In 2022, everything changes. Katie wakes up one morning with symptoms she thinks are gastroenteritis. But the days pass, then the weeks… and nothing disappears. His condition is gradually deteriorating. She suffers from dizziness, extreme fatigue, diffuse pain, palpitations. She can no longer follow a normal rhythm of life. Yet the medical responses remain the same.
“Most of my symptoms were downplayed or attributed to anxiety“, she confides.
The turning point in diagnosis
It was only in 2024, after a long medical journey and in-depth examinations in a specialized center, that a first diagnosis was finally made: postural orthostatic tachycardia syndrome, or PoTS.
In the process, other pathologies are identified, including hypermobile Ehlers-Danlos syndrome, connective tissue disease, as well as other associated disorders.
But the diagnosis comes late. In the meantime, his condition has deteriorated considerably. She is no longer able to eat properly. At the end of 2025, she must have surgery and will have a feeding tube inserted to bypass her digestive system.
When anxiety masks a real illness
Katie’s story is far from an isolated case. Many women report that their symptoms have been minimized or psychologized.
Dr Gérald Kierzek warns of this frequent confusion. “Postural orthostatic tachycardia syndrome is often confused with anxiety, especially in young women“, he explains.
However, there are objective elements which allow us to distinguish the two.
In the case of PoTS, the symptoms are based on a well-identified physiological mechanism. When the person goes from lying down to standing, their heart rate increases excessively, without a drop in blood pressure. This phenomenon can be measured and reproduced during specific examinations.
“A pathology like PoTS should be considered when symptoms persist despite anxiolytic treatment and are accompanied by measurable physical signs.“, specifies the doctor.
An invisible but disabling illness
PoTS affects the autonomic nervous system, the one that regulates essential functions like heart rate or blood pressure. It can cause discomfort, intense fatigue, cognitive disorders, pain or even nausea.
In some people, like Katie, it is associated with hypermobile Ehlers-Danlos syndrome. This genetic disease weakens tissues and disrupts the overall balance of the body.
Daily life then becomes a permanent challenge. Getting up, walking, eating, thinking… simple actions become tiring. But no one had seen all this.

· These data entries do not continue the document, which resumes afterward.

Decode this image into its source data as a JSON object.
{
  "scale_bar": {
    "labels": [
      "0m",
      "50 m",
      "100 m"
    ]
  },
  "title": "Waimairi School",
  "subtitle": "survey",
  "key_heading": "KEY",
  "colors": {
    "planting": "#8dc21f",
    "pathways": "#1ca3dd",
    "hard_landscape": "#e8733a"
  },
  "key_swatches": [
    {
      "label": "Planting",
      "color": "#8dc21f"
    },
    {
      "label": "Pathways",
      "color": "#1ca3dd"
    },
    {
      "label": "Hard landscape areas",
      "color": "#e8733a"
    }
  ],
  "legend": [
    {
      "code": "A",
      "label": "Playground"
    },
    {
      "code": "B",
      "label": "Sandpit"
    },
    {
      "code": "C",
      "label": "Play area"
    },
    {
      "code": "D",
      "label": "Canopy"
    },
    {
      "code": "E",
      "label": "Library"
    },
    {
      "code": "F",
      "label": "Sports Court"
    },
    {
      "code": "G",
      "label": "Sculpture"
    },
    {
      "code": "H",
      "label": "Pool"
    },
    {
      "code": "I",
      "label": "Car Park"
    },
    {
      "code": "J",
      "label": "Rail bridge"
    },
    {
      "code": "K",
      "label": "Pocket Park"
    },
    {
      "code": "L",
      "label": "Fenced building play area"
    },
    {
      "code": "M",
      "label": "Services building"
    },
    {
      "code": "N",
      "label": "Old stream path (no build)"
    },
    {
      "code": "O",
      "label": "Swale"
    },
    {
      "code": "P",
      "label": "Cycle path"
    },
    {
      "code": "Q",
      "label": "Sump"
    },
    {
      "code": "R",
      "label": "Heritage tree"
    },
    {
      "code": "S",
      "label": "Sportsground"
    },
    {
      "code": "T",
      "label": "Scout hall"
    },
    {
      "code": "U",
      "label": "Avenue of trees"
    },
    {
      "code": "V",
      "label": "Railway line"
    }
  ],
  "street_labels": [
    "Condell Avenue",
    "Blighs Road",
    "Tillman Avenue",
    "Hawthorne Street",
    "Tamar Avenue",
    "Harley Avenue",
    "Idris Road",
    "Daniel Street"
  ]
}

Today, Katie lives with significant limitations. She can no longer lead a traditional social life and must adapt her daily life to her symptoms. What makes the situation even more difficult is the invisibility of the disease. Despite everything, she continues to create, draw and share her experience on social networks.
To be heard, finally
Her journey pushed her to become an actor in her own health. She had to search, understand, insist, sometimes against the advice of professionals.
“If people had listened to me from the start, I wouldn’t have needed to do so much research”she said.

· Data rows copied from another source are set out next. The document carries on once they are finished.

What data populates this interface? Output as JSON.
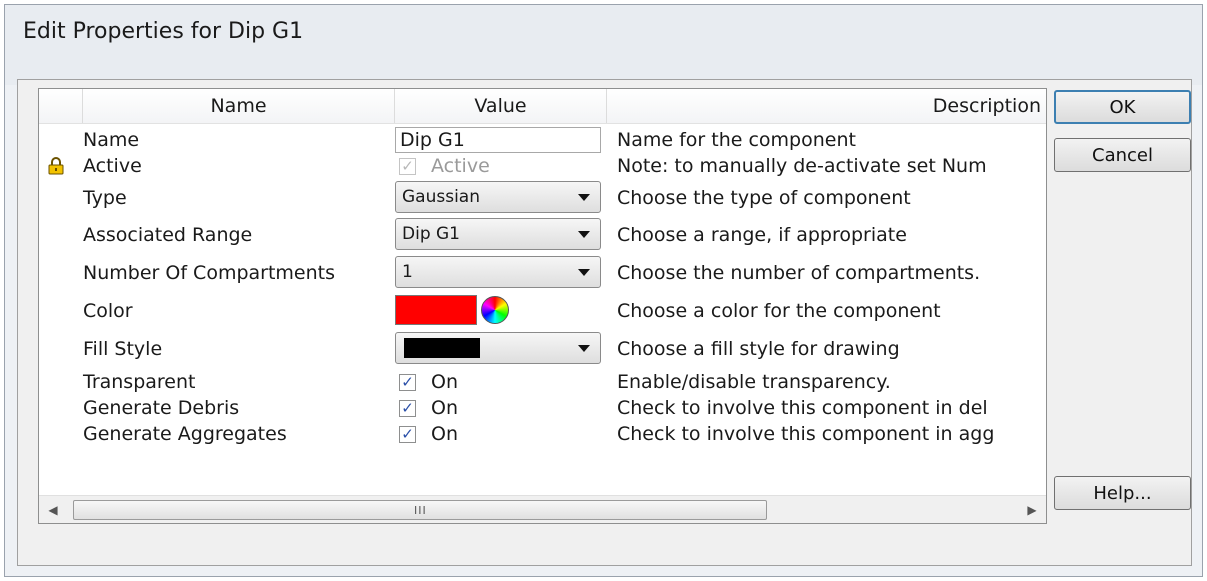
{
  "window": {
    "title": "Edit Properties for Dip G1"
  },
  "grid": {
    "headers": {
      "name": "Name",
      "value": "Value",
      "description": "Description"
    },
    "rows": [
      {
        "name": "Name",
        "value": "Dip G1",
        "description": "Name for the component"
      },
      {
        "name": "Active",
        "value": "Active",
        "description": "Note: to manually de-activate set Num"
      },
      {
        "name": "Type",
        "value": "Gaussian",
        "description": "Choose the type of component"
      },
      {
        "name": "Associated Range",
        "value": "Dip G1",
        "description": "Choose a range, if appropriate"
      },
      {
        "name": "Number Of Compartments",
        "value": "1",
        "description": "Choose the number of compartments."
      },
      {
        "name": "Color",
        "value": "#ff0000",
        "description": "Choose a color for the component"
      },
      {
        "name": "Fill Style",
        "value": "",
        "description": "Choose a fill style for drawing"
      },
      {
        "name": "Transparent",
        "value": "On",
        "description": "Enable/disable transparency."
      },
      {
        "name": "Generate Debris",
        "value": "On",
        "description": "Check to involve this component in del"
      },
      {
        "name": "Generate Aggregates",
        "value": "On",
        "description": "Check to involve this component in agg"
      }
    ],
    "scrollbar_grip": "III"
  },
  "buttons": {
    "ok": "OK",
    "cancel": "Cancel",
    "help": "Help..."
  },
  "icons": {
    "lock": "lock-icon",
    "check": "✓"
  }
}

She also denounces a medical approach that is sometimes too standardized. “We teach doctors to think about the most frequent cases. OK. But some patients are not ‘horses’, they are ‘zebras’.”
Better recognize these diseases
Today, there is no cure for PoTS or Ehlers-Danlos syndrome. Treatment is based on lifestyle adaptation, symptomatic treatments and specialized medical monitoring.
But beyond treatments, the main issue often remains diagnosis.
Katie’s story is a reminder of how crucial it is to listen to patients, not reduce everything to anxiety, and stay attentive to the body’s signals.
Because behind certain invisible symptoms, there is sometimes much more than simple stress.